Non. J’aime ce qu’il bouscule en nous. Je comprends ce qui le brûle. J’aime à le voir se risquer encore et encore : je trouve cette pulsion de vie salvatrice. J’essaie de comprendre ce qui nous gêne tant dans la consommation qu’il fait des femmes et de l’Autre. Pourquoi lui confère-t-on ce pouvoir ? S’il est évidemment un prédateur, je ne l’ai pour autant pas joué dévorant ses proies. Je n’ai cherché ni à le comprendre ni à l’excuser. J’aime ce qu’on n’explique pas, j’aime me confronter à l’absence de réponse, accepter ce qui nous échappe plutôt que me poser en démiurge. J’aime adopter la place de l'observatrice, même en étant créatrice.

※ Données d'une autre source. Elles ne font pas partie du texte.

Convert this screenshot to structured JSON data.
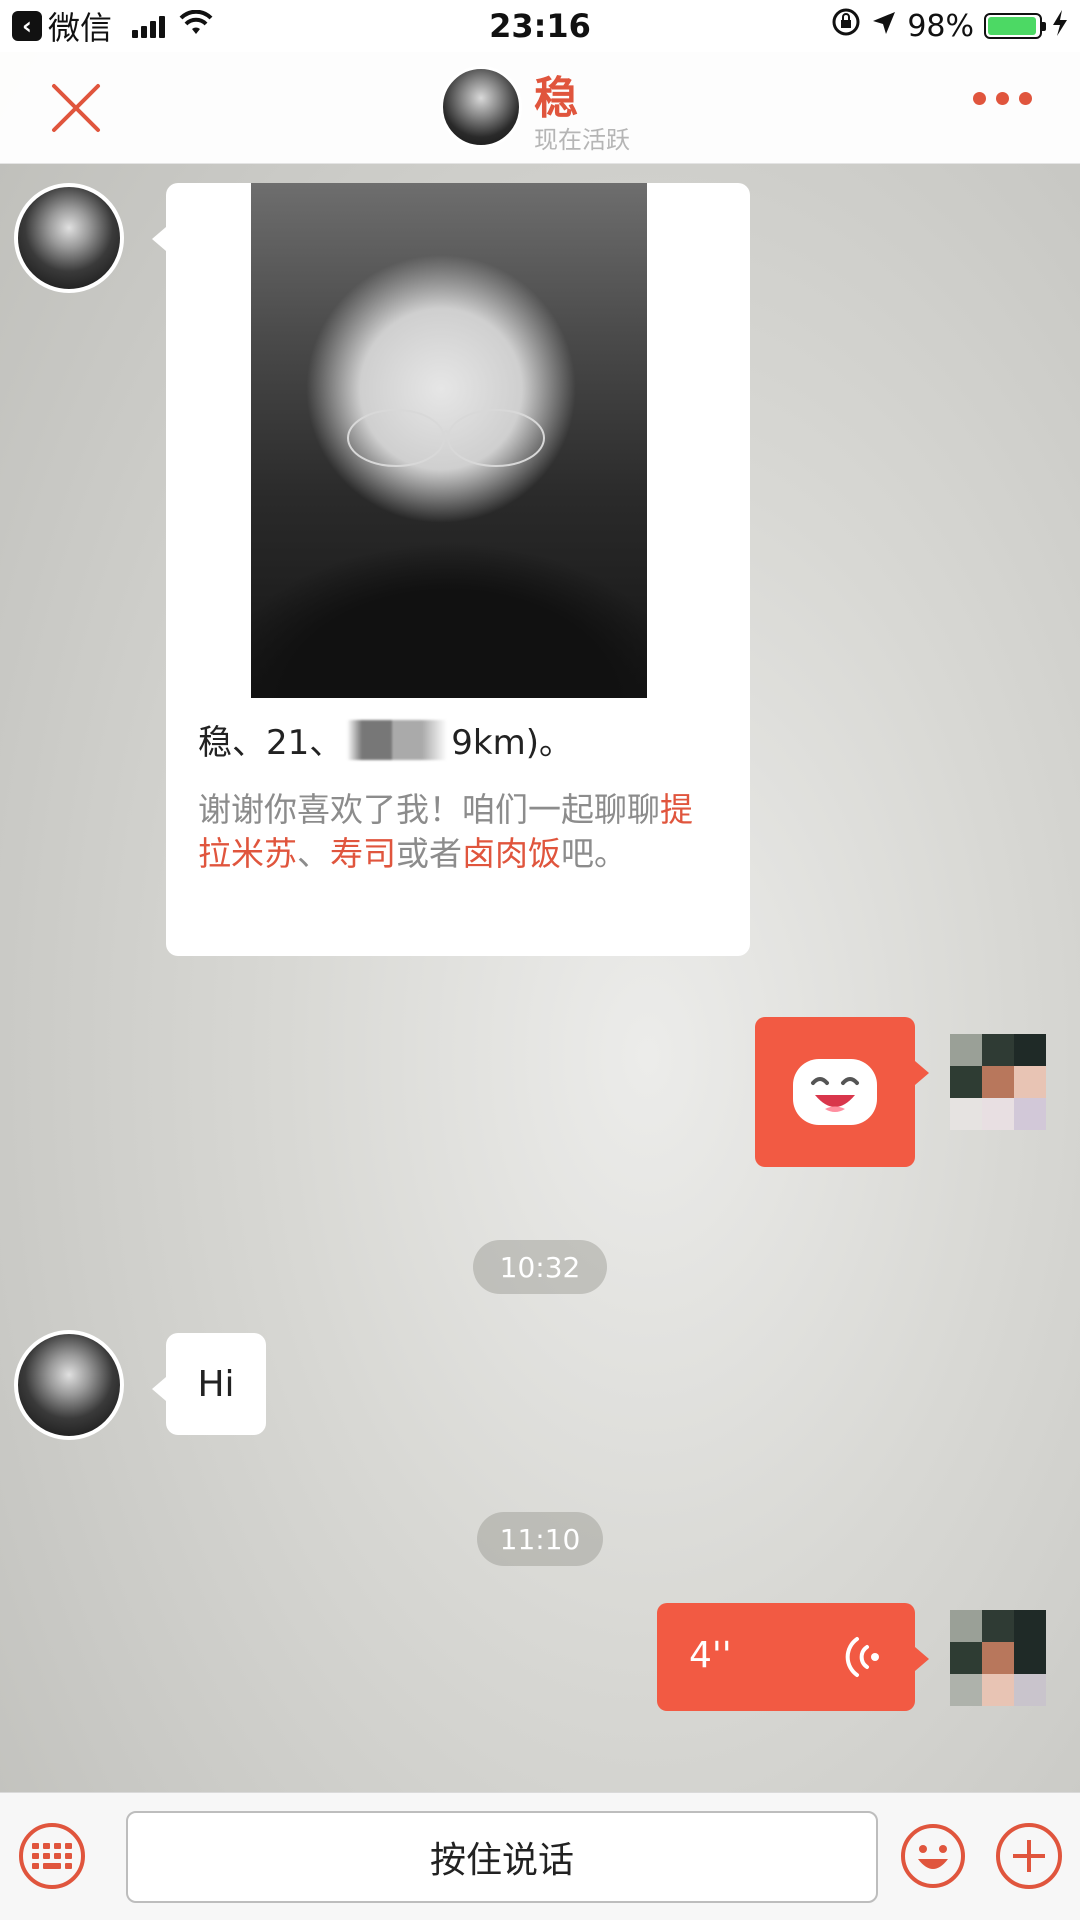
{
  "status_bar": {
    "back_app": "微信",
    "time": "23:16",
    "battery": "98%",
    "battery_level": 0.98
  },
  "header": {
    "name": "稳",
    "status": "现在活跃",
    "accent": "#e0553d"
  },
  "card": {
    "line1_prefix": "稳、21、",
    "line1_suffix": "9km)。",
    "desc_prefix": "谢谢你喜欢了我！咱们一起聊聊",
    "food1": "提拉米苏",
    "sep1": "、",
    "food2": "寿司",
    "sep2": "或者",
    "food3": "卤肉饭",
    "desc_suffix": "吧。"
  },
  "messages": {
    "timestamp1": "10:32",
    "hi_text": "Hi",
    "timestamp2": "11:10",
    "voice_length": "4''"
  },
  "input_bar": {
    "talk_label": "按住说话"
  },
  "colors": {
    "bubble_self": "#f25a43",
    "accent": "#e0553d"
  }
}
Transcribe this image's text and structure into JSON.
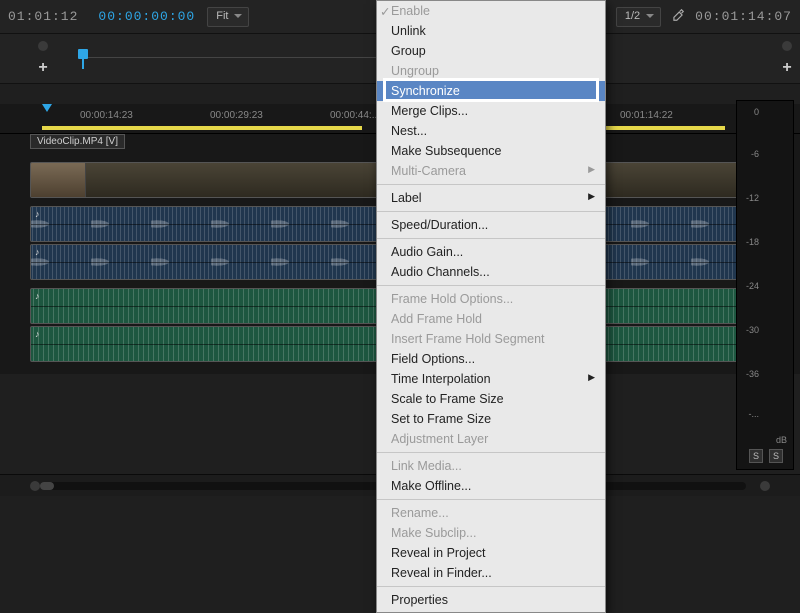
{
  "topbar": {
    "timecode_left": "01:01:12",
    "timecode_blue": "00:00:00:00",
    "fit_label": "Fit",
    "half_label": "1/2",
    "timecode_right": "00:01:14:07"
  },
  "ruler": {
    "ticks": [
      "00:00:14:23",
      "00:00:29:23",
      "00:00:44:...",
      "00:01:14:22"
    ]
  },
  "clip": {
    "label": "VideoClip.MP4 [V]"
  },
  "meter": {
    "labels": [
      "0",
      "-6",
      "-12",
      "-18",
      "-24",
      "-30",
      "-36",
      "-..."
    ],
    "unit": "dB",
    "solo": "S"
  },
  "menu": {
    "items": [
      {
        "label": "Enable",
        "disabled": true,
        "check": true
      },
      {
        "label": "Unlink"
      },
      {
        "label": "Group"
      },
      {
        "label": "Ungroup",
        "disabled": true
      },
      {
        "label": "Synchronize",
        "highlight": true
      },
      {
        "label": "Merge Clips..."
      },
      {
        "label": "Nest..."
      },
      {
        "label": "Make Subsequence"
      },
      {
        "label": "Multi-Camera",
        "disabled": true,
        "sub": true
      },
      {
        "sep": true
      },
      {
        "label": "Label",
        "sub": true
      },
      {
        "sep": true
      },
      {
        "label": "Speed/Duration..."
      },
      {
        "sep": true
      },
      {
        "label": "Audio Gain..."
      },
      {
        "label": "Audio Channels..."
      },
      {
        "sep": true
      },
      {
        "label": "Frame Hold Options...",
        "disabled": true
      },
      {
        "label": "Add Frame Hold",
        "disabled": true
      },
      {
        "label": "Insert Frame Hold Segment",
        "disabled": true
      },
      {
        "label": "Field Options..."
      },
      {
        "label": "Time Interpolation",
        "sub": true
      },
      {
        "label": "Scale to Frame Size"
      },
      {
        "label": "Set to Frame Size"
      },
      {
        "label": "Adjustment Layer",
        "disabled": true
      },
      {
        "sep": true
      },
      {
        "label": "Link Media...",
        "disabled": true
      },
      {
        "label": "Make Offline..."
      },
      {
        "sep": true
      },
      {
        "label": "Rename...",
        "disabled": true
      },
      {
        "label": "Make Subclip...",
        "disabled": true
      },
      {
        "label": "Reveal in Project"
      },
      {
        "label": "Reveal in Finder..."
      },
      {
        "sep": true
      },
      {
        "label": "Properties"
      }
    ]
  }
}
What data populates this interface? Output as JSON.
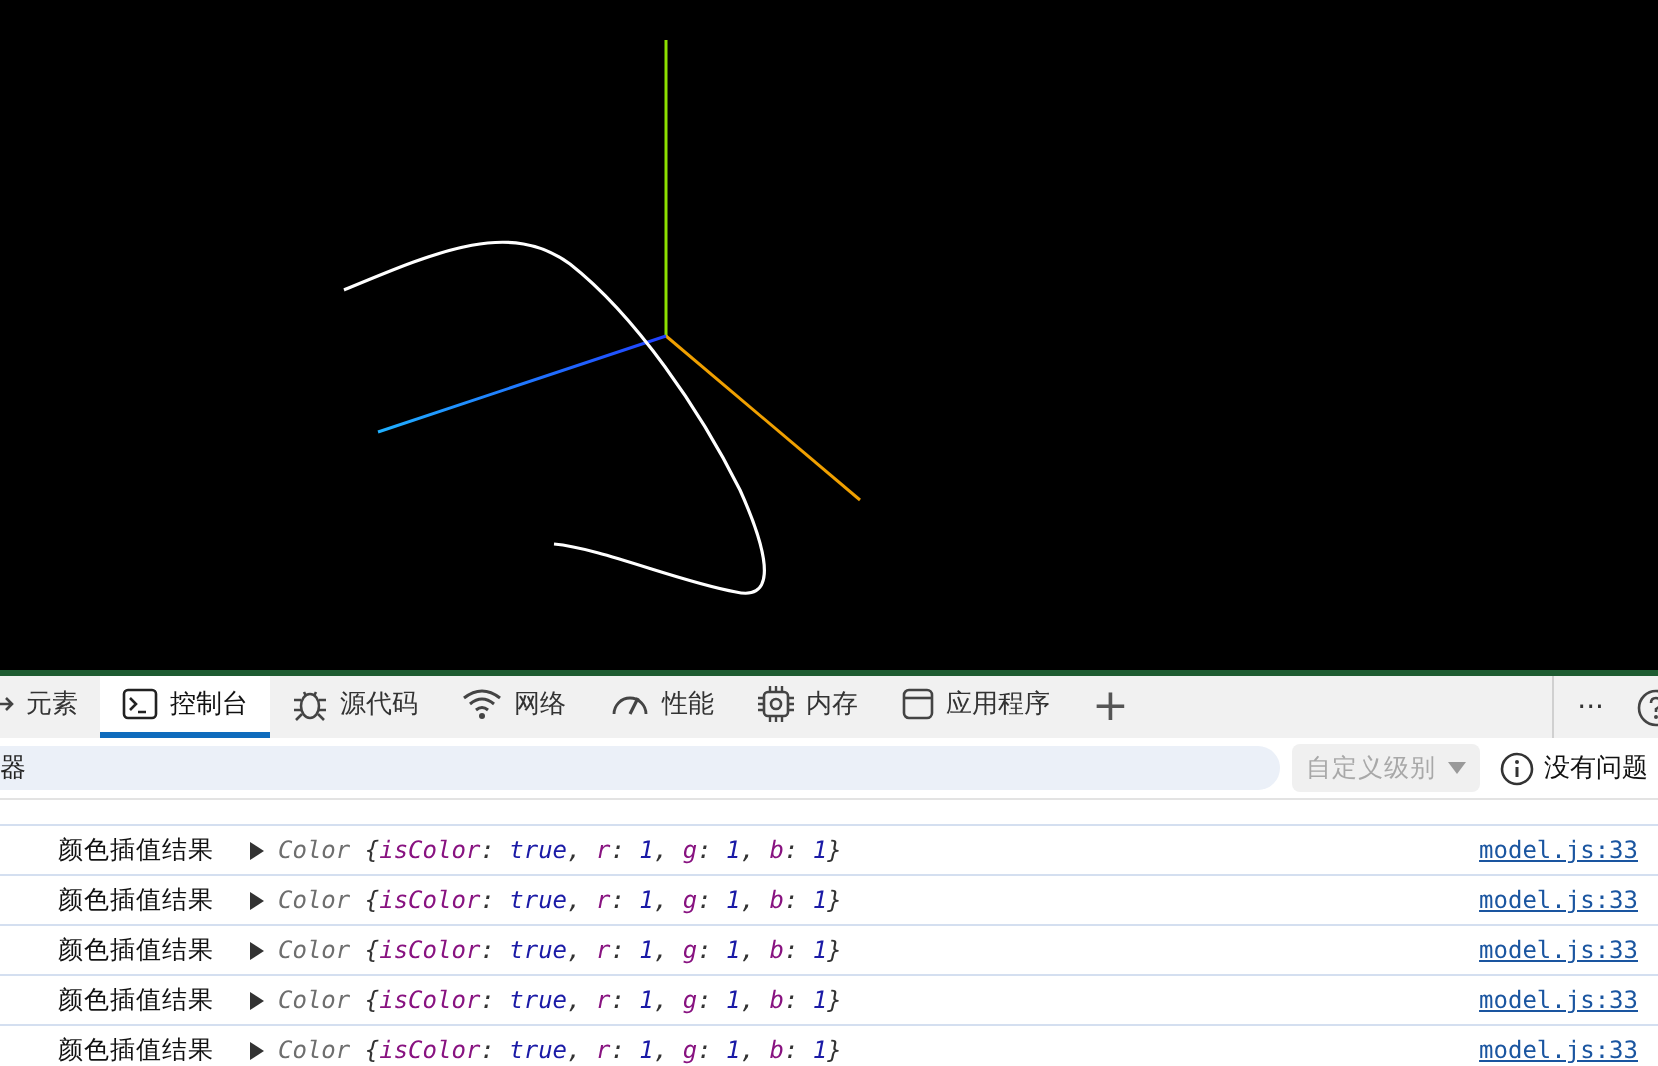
{
  "tabs": [
    {
      "label": "元素",
      "kind": "elements",
      "selected": false
    },
    {
      "label": "控制台",
      "kind": "console",
      "selected": true
    },
    {
      "label": "源代码",
      "kind": "sources",
      "selected": false
    },
    {
      "label": "网络",
      "kind": "network",
      "selected": false
    },
    {
      "label": "性能",
      "kind": "performance",
      "selected": false
    },
    {
      "label": "内存",
      "kind": "memory",
      "selected": false
    },
    {
      "label": "应用程序",
      "kind": "application",
      "selected": false
    }
  ],
  "add_tab": "+",
  "more_button": "···",
  "filter": {
    "value": "器"
  },
  "level_dropdown": {
    "label": "自定义级别",
    "disabled": true
  },
  "issues": "没有问题",
  "messages": [
    {
      "label": "颜色插值结果",
      "preview": "Color {isColor: true, r: 1, g: 1, b: 1}",
      "source": "model.js:33"
    },
    {
      "label": "颜色插值结果",
      "preview": "Color {isColor: true, r: 1, g: 1, b: 1}",
      "source": "model.js:33"
    },
    {
      "label": "颜色插值结果",
      "preview": "Color {isColor: true, r: 1, g: 1, b: 1}",
      "source": "model.js:33"
    },
    {
      "label": "颜色插值结果",
      "preview": "Color {isColor: true, r: 1, g: 1, b: 1}",
      "source": "model.js:33"
    },
    {
      "label": "颜色插值结果",
      "preview": "Color {isColor: true, r: 1, g: 1, b: 1}",
      "source": "model.js:33"
    }
  ]
}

Est-ce parce que vous vous intéressez à ce qu’il provoque en nous plus qu’à Don Giovanni lui-même que vous avez souhaité impliquer une partie du public sur scène...
Nous passons notre temps à vouloir le définir. Il est pour moi indéfinissable car il est la somme de nos contradictions. Je souhaitais expérimenter l’effet qu’il provoque émotionnellement et physiquement chez les autres interprètes mais aussi chez les spectateurs venus assister à la représentation. C’est cet effet qui fait selon moi office de définition. Pour ce faire, il était nécessaire de modifier le rapport du public au plateau. Une performance ne trouve sa complétude que dans la présence du public, qui devient la part manquante de l’oeuvre. Les spectateurs participent au spectacle et contribuent, par leur présence, à lui donner son sens. Bien sûr, nous ne transformons pas intégralement l’opéra en performance. À un tel processus l’oeuvre résisterait et nous devons écouter ce que l’oeuvre a à nous dire. La forme que nous fabriquons est nécessairement hybride. En invitant le public à se risquer dans le regard de Don Giovanni, nous intégrons les spectateurs au processus de création, nous prenons le risque de ne pas avoir la maîtrise totale de l’objet, nous proposons au public, par son regard, par sa présence, par son interaction avec les interprètes, de modifier la représentation, de la régénérer de l’intérieur.

La perte de contrôle, le risque – ou le plaisir ? – du débordement, que tu évoques, font partie de l’ADN de l’oeuvre : l’opéra de Mozart est pris entre deux mondes – la rationalité du Siècle des Lumières et les ombres du Romantisme à venir – tout comme Don Giovanni est pris entre Donna Elvira qui l’implore de se repentir et le Commandeur qui veut le châtier…
Cet entre-deux, c’est aussi l’idée de la « fugue », qui est récurrente dans l’ouvrage : Don Giovanni passe son temps à fuir les cadres dans lesquels on voudrait l’enfermer.

Dans La Soupe POP – créé à l'Opéra national de Montpellier en 2017 – vous invitiez déjà les spectateurs à prendre part à un banquet sur scène en leur proposant de partager un bol de soupe. Trouvez-vous la réflexion sur la participation du public au théâtre particulièrement inspirante ?
Je m’intéresse au rapport public/interprète, au risque que prend l’interprète dans le regard du public, au risque que prend le spectateur dans le regard de l’interprète. Je trouve intéressante l’idée de multiplier les risques. J’aime à casser le dispositif frontal de la représentation, à jouer dans l’arène, dans la proximité, dans l’intimité de l’Autre, à confondre les espaces et à effacer les frontières entre la scène et la salle qui limitent la portée des mots. Il est question de théâtre mais il est aussi question de désir.